Crowd Smashers, ou os esmagadores de multidões, é um jogo que nos coloca na pele de uma espécie de Songoku a arremessar Kamehamehas procurando falhar o nosso oponente Vegeta e acertar nos espectadores inocentes que, regozijando-se atrás dele, são o nosso verdadeiro alvo.

A sério que nem sequer estás a tentar acertar?!

E é isto, muito obrigado, voltem sempre e até à próxima.

É o resumo.

Chega.

O jogo é isso mesmo. Isso que leram. Não há aqui nada mais para vocês. Xô! Ainda está em early access, pelo que ainda falta muito conteúdo, por isso não esperem ter muito mais conteúdo por aqui, senão arrisco-me a ter mais conteúdo que o jogo.

A coisa pinta-se em jeito de Strikers Edge, mas apenas 1v1. E num terreno de jogo bastante mais pequeno e menos detalhado. Invocamos o nosso Kamehameha, atribuímos-lhe uma cor ou código de cores, cada qual com seu efeito e vira milho. É ver a bola de energia a ser disparada pelo mapa para se entrar no modo Pong da Atari com gráficos mais modernos (mas não muito) e ver o nosso adversário procurar interceptar o nosso lançamento para lhe mudar as cores e nos enviar a coisa de volta com Correio Azul, registado, com aviso de recepção (que são sempre maneiras de por os CTT a ganhar dinheiro) ou, em alternativa, deflectir imediatamente o nosso lançamento, procurando apanhar-nos de surpresa.

Ping!

Não há muito mais a dizer. Posso falar sobre os CTT, se quiserem. Posso dizer que me faz confusão que, num país pequeno como Portugal, para fazer uma carta andar 50 km do Porto a Aveiro, se tenha que pagar mais para ser Correio Azul para a carta ser entregue no dia seguinte. Quê? O volume de cartas é tão grande que, se eu não pagar o Correio Azul a coisa precisa de 3 dias para lá chegar? A carta vai nos alforges de um burro, é? É que cheira-me que a coisa podia ser entregue no próprio dia se se confiasse isso a um grupo de amigos que dê umas pedaladas juntos. Não? Divago em demasia?

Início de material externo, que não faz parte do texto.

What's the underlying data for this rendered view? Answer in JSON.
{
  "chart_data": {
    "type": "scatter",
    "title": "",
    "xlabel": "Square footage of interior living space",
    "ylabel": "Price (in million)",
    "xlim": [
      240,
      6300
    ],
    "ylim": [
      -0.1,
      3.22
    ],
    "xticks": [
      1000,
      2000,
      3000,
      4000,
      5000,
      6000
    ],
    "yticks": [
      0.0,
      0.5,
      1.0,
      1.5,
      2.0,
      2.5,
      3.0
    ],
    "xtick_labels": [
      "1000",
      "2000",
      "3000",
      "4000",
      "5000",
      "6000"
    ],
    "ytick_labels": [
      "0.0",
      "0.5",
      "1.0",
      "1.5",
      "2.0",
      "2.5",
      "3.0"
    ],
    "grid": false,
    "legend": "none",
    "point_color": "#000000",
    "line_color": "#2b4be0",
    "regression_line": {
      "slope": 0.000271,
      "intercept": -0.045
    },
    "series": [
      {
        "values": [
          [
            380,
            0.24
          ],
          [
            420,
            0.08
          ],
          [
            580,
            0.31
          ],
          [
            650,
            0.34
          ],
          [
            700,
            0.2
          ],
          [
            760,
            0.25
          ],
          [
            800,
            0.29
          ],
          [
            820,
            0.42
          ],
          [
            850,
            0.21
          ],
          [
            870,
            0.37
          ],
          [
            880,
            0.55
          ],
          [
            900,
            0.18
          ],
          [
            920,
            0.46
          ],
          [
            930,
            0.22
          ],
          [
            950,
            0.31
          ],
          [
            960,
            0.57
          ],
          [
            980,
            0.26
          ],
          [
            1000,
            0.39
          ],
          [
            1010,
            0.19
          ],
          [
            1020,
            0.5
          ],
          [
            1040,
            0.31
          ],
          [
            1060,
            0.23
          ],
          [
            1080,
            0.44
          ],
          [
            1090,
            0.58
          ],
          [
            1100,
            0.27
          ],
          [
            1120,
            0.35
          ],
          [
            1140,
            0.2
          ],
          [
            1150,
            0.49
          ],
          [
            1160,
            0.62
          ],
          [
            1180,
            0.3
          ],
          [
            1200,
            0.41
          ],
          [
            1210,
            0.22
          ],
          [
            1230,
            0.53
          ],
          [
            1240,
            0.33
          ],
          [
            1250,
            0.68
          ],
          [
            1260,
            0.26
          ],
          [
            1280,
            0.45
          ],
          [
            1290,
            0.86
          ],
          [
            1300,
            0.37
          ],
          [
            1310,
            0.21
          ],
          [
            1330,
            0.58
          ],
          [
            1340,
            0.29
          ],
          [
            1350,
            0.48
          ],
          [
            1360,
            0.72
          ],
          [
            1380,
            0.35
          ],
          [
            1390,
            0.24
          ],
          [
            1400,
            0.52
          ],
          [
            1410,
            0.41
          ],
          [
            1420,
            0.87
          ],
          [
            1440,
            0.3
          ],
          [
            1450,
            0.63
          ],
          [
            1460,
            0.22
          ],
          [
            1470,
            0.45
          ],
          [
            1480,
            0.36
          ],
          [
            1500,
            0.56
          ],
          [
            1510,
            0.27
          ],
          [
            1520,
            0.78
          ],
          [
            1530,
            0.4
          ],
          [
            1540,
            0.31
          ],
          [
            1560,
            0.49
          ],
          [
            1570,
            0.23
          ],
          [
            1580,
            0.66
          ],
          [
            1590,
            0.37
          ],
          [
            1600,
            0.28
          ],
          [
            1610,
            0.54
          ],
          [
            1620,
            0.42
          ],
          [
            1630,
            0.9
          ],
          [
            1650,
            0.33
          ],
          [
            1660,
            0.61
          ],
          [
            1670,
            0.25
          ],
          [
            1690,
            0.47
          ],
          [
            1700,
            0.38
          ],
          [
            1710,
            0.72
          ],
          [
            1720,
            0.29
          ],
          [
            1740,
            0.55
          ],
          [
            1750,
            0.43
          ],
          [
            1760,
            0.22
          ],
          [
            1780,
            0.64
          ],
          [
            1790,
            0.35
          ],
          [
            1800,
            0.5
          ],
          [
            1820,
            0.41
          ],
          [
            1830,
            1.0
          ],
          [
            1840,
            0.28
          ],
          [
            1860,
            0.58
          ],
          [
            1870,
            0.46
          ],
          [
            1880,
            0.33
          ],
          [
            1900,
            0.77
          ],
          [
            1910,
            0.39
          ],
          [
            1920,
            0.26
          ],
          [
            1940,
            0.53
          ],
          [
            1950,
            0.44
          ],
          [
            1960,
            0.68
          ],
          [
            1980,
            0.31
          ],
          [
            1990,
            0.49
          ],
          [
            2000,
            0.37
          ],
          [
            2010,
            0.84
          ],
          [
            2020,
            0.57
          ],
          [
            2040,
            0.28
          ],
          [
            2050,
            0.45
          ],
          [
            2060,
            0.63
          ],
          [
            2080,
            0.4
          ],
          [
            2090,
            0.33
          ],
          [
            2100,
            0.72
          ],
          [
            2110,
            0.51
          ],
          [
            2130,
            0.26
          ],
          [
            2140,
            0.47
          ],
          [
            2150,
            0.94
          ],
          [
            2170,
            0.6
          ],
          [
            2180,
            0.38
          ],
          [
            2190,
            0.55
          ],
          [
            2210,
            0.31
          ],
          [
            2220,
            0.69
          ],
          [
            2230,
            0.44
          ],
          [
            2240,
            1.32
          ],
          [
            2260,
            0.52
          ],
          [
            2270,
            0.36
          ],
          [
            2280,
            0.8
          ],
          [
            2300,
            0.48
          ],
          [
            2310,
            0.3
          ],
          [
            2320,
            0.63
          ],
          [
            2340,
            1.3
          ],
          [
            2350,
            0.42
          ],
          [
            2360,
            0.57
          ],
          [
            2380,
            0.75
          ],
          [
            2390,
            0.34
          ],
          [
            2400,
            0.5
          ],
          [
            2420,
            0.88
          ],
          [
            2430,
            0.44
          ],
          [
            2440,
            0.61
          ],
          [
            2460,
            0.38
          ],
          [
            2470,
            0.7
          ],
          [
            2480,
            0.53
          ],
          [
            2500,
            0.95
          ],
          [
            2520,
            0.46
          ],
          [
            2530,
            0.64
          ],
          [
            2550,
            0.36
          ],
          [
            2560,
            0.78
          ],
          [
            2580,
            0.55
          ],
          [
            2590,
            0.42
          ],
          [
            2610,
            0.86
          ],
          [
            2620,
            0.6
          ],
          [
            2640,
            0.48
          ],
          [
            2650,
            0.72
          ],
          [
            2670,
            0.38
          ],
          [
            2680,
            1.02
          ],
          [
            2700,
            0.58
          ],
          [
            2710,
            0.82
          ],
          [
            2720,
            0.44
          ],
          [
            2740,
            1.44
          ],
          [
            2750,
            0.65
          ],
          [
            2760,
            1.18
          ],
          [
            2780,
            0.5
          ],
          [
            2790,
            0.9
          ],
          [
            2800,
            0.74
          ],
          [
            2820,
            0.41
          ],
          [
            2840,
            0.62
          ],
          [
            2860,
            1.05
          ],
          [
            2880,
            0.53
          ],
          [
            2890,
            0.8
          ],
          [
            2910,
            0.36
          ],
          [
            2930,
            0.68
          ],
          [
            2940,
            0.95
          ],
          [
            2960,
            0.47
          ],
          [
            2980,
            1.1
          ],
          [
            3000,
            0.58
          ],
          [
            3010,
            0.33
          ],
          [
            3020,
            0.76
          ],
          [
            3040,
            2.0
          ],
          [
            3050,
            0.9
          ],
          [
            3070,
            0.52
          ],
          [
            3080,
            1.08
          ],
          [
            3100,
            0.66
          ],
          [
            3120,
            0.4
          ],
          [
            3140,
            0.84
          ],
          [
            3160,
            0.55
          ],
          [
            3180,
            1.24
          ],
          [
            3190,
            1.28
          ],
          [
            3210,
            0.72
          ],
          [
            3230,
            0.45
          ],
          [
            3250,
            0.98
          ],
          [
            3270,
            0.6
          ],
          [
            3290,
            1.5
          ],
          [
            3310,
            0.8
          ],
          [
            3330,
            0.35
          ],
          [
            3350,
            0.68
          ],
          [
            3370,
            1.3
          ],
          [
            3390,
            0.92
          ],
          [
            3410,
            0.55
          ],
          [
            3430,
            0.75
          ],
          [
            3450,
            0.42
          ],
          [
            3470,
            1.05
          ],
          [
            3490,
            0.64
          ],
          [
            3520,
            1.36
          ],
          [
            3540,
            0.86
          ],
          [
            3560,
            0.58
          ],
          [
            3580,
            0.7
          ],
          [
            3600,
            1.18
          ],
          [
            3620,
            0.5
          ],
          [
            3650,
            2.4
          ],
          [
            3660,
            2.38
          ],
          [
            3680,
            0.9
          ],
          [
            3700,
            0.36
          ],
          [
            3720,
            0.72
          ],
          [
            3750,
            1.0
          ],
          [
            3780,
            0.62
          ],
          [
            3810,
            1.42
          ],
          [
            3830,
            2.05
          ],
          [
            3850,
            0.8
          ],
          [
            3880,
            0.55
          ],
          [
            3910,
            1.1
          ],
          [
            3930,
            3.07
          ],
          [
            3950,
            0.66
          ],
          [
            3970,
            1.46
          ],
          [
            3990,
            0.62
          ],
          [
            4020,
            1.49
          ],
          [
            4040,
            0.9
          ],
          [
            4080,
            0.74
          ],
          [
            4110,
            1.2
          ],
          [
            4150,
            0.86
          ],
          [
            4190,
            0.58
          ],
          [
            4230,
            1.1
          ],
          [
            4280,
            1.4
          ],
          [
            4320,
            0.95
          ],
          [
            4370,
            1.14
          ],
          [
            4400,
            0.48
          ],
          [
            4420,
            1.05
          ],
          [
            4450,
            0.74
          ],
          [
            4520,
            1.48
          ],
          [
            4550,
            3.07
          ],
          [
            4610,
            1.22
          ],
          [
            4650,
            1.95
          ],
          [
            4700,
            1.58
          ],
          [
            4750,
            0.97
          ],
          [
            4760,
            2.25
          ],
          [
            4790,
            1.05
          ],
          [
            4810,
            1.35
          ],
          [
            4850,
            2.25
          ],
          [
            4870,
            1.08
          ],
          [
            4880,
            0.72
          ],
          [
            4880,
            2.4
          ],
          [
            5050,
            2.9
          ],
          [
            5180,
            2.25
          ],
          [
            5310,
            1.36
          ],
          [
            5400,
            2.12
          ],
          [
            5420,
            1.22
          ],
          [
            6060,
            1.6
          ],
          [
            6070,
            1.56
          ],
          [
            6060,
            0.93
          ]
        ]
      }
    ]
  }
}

Sem qualquer tipo de clubismo: Azul chega no dia seguinte. Verde, chega uns 3 ou 4 dias depois.

Crowd Smashers é divertido, em pequenas doses, antes de nos contagiar uma vontade de ir jogar uma coisa qualquer, mais completa, mais profunda. É interessante para mandar umas bordoadas com um amigo (e, em letras pequenininhas no fundo do ecrã, a rodar rapidamente, com voz de quem lê o disclaimer de um anúncio de medicamentos na rádio: “é necessário o uso de comando. os comandos e as baterias para os mesmos não estão incluídos e deverão ser adquiridos separadamente. se os sintomas persistirem, não hesite em consultar o seu médico ou farmacêutico e não se esqueça de lhe dizer que sem comandos não dá para jogar isto!”). Faltam-lhe ainda vários modos de jogo, mais personagens e mais variedade para que se possa recomendar abertamente. Meh, portanto. Meh. Kameha.. Meh!